Y, de nuevo, busca razones: «Se está muriendo. Ya no es ni sombra de lo que era. Además, te lo dijo; te dijo que se arrepentía de todo el daño que te había hecho. Lo juró por la memoria de su madre, que en gloria esté». El móvil comienza a sonar. Es la psicóloga. «Seguro que Laura la ha llamado para contárselo» —con la vista fija en la pantalla, lo deja sonar hasta que su timbre enmudece. Al instante, entra un wasap: «Juana, ni se te ocurra entrar ahí. Pregúntale a tus costillas rotas, a tus ojos morados, a tus labios partidos, a tu alma quebrada si ellos no merecían un poco de humanidad». Las palabras comienzan a licuarse bajo el cristal del móvil. ¿O son sus ojos los que se están encharcando?
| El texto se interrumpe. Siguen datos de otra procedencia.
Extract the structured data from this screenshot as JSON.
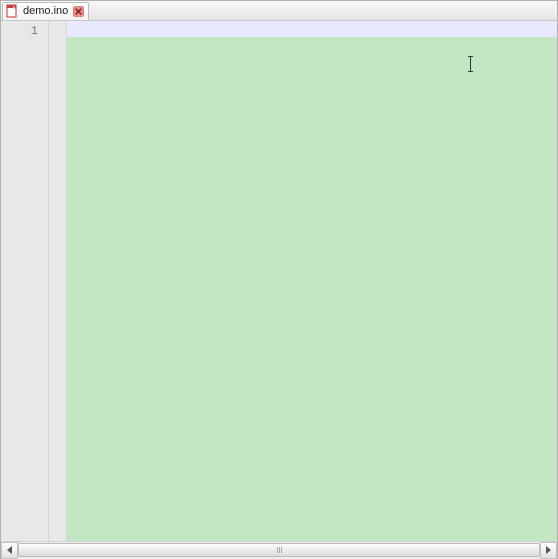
{
  "tab": {
    "filename": "demo.ino",
    "icon": "file-icon",
    "close_icon": "close-icon"
  },
  "editor": {
    "line_numbers": [
      "1"
    ],
    "content": "",
    "current_line_bg": "#e8e8ff",
    "background": "#c3e7c3"
  },
  "scrollbar": {
    "thumb_width_percent": 100
  }
}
Por la acera pasa una pareja de ancianos. Él la lleva agarrada del brazo. Caminan despacio y acompasados. A la mujer se le cae la bufanda al suelo. Hace ademán de agacharse, pero él la detiene; se inclina a recogerla, se la coloca al cuello y, tras anudársela, le da un beso en la frente. Ella baja la cabeza como una adolescente a la que le hubieran regalado su primer beso de amor. Desde su asiento, los ve alejarse. Cuando los ha perdido de vista, una sensación de aflicción le pellizca las tripas. Rompe a llorar. Ríos de llanto anegan el interior del coche. Llora por siglos de desamor y de dolor. Llora porque nunca ha conocido la ternura que esos viejos se han llevado con sus pasos torpes y tiernos. Llora inmensas soledades.
Las farolas de la urbanización acaban de encenderse y, a lo lejos, una luna ciega parece regalarle una triste sonrisa de tiza. En ese momento, su ex marido sale del portal con Willy. Está delgadísimo, casi calvo y muy encorvado; ha envejecido tanto como si un siglo le hubiera pasado por encima. El perro comienza a ladrar. Sin duda, la ha visto. Con fuerza, trata de zafarse de su amo que, intrigado, mira alrededor intentando averiguar qué ha llamado su atención. Y entonces la ve. Sus miradas se cruzan. Echa a andar en dirección a ella. De repente, el habitáculo del coche se comprime, el aire se agota dentro y comienza a tiritar. Aterrada, el pulso palpitando, el corazón rebotando sin control en el pecho, acciona la llave del coche y arranca a toda prisa dejándolo plantado en medio de la calle. A través del espejo retrovisor le dirige una última mirada.
Años después tendida junto a su amante, desfallecida y satisfecha tras una larga sesión de amor, Juana rememorará ese día: «¿Sabes por qué salí corriendo después del esfuerzo que tuve que hacer para llegar hasta allí? —le pregunta. Él niega con la cabeza, mientras acaricia sus pezones y, lentamente, resbala sus dedos hacia su vientre para quedarse ahí dibujando círculos sobre su ombligo—. Porque volví a ver en sus ojos lo que ni el cáncer ni la inminencia de la muerte habían conseguido borrar: ese odio inmenso que me mató durante más de veinte años»
A Juana Monge, otra víctima de esta sinrazón llamada ‘violencia de género’.